Is the soul such an excellent thing, and is the loss thereof so unspeakably great? Then this commends those for the wise ones that above all business concern themselves with the salvation of their souls; those that make all other matters but things by the by, and the salvation of their soul the one thing needful.
Let me then encourage those that are of this mind to be strong and hold on their way. Soul, thou hast chosen right; I will say of thy choice, as David said of Goliath’s sword, “There is none like that, give it me.”
But who told thee that thy soul was such an excellent thing as by thy practice thou declarest thou believest it to be? What, set more by thy soul than by all the world? What, cast a world behind thy back for the welfare of a soul! Is not this to play the fool in the account of sinners, while angels wonder at and rejoice for thy wisdom?
What a thing is this, that thy soul and its welfare should be more in thy esteem than all these glories wherewith the eyes of the world are dazzled! Surely, thou hast looked upon the sun, and that makes gold look like a clod of clay in thine eyesight.

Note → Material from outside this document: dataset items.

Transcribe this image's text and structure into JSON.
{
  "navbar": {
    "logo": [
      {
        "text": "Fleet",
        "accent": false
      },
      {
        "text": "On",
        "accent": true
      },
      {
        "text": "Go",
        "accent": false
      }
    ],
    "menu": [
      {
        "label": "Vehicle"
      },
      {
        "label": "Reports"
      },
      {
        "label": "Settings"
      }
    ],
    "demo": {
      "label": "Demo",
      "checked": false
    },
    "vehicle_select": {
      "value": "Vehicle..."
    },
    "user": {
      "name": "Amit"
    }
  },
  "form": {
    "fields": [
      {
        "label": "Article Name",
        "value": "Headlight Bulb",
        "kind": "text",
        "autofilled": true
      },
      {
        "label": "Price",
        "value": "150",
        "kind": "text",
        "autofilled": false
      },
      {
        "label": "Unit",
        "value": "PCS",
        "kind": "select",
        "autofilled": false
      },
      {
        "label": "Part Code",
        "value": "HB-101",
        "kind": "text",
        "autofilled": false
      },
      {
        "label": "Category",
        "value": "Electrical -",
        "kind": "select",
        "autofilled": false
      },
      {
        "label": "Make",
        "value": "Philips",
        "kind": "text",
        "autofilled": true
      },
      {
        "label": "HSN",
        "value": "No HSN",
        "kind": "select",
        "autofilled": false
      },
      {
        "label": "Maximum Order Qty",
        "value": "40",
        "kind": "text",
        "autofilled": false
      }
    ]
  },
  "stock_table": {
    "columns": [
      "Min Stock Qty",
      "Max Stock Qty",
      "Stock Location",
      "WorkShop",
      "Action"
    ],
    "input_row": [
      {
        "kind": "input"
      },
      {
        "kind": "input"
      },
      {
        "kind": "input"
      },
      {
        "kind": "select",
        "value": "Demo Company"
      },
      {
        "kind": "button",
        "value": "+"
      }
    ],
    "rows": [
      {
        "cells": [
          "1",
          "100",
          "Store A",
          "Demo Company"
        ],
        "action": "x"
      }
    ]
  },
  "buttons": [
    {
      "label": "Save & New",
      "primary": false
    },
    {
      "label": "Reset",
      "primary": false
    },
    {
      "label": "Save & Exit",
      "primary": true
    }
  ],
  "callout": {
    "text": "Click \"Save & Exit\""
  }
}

But who put the thoughts of the excellencies of the things that are eternal—I say, who put the thoughts of the excellency of those things into thy mind in this wanton age, in an age wherein the thoughts of eternal life and the salvation of the soul are with too many like the Morocco ambassador [Footnote: Evelyn, who lived in the times of Charles I., Cromwell. Charles II., and William, refers in his “Diary” to this ambassador, named Hamet. When presented to the king, he and his retinue were “clad in the Moorish habite, cassocks of colored cloth or silk, with buttons and loopes; over this an ALHAGA or white woolen mantle, so large as to wrap both head and body; a shash or small turban; naked legg’d and armed, but with leather socks like the Turks; rich scymeters, and large calico-sleeved shirts. The ambassador had a string of pearls oddly woven in the turban. Their presents were lions and estridges (ostriches.) But the concourse and tumult of the people was intolerable, so as the officers could keep no order.”] and his men of strange faces, in strange habits, with strange gestures and behaviors, monsters to behold?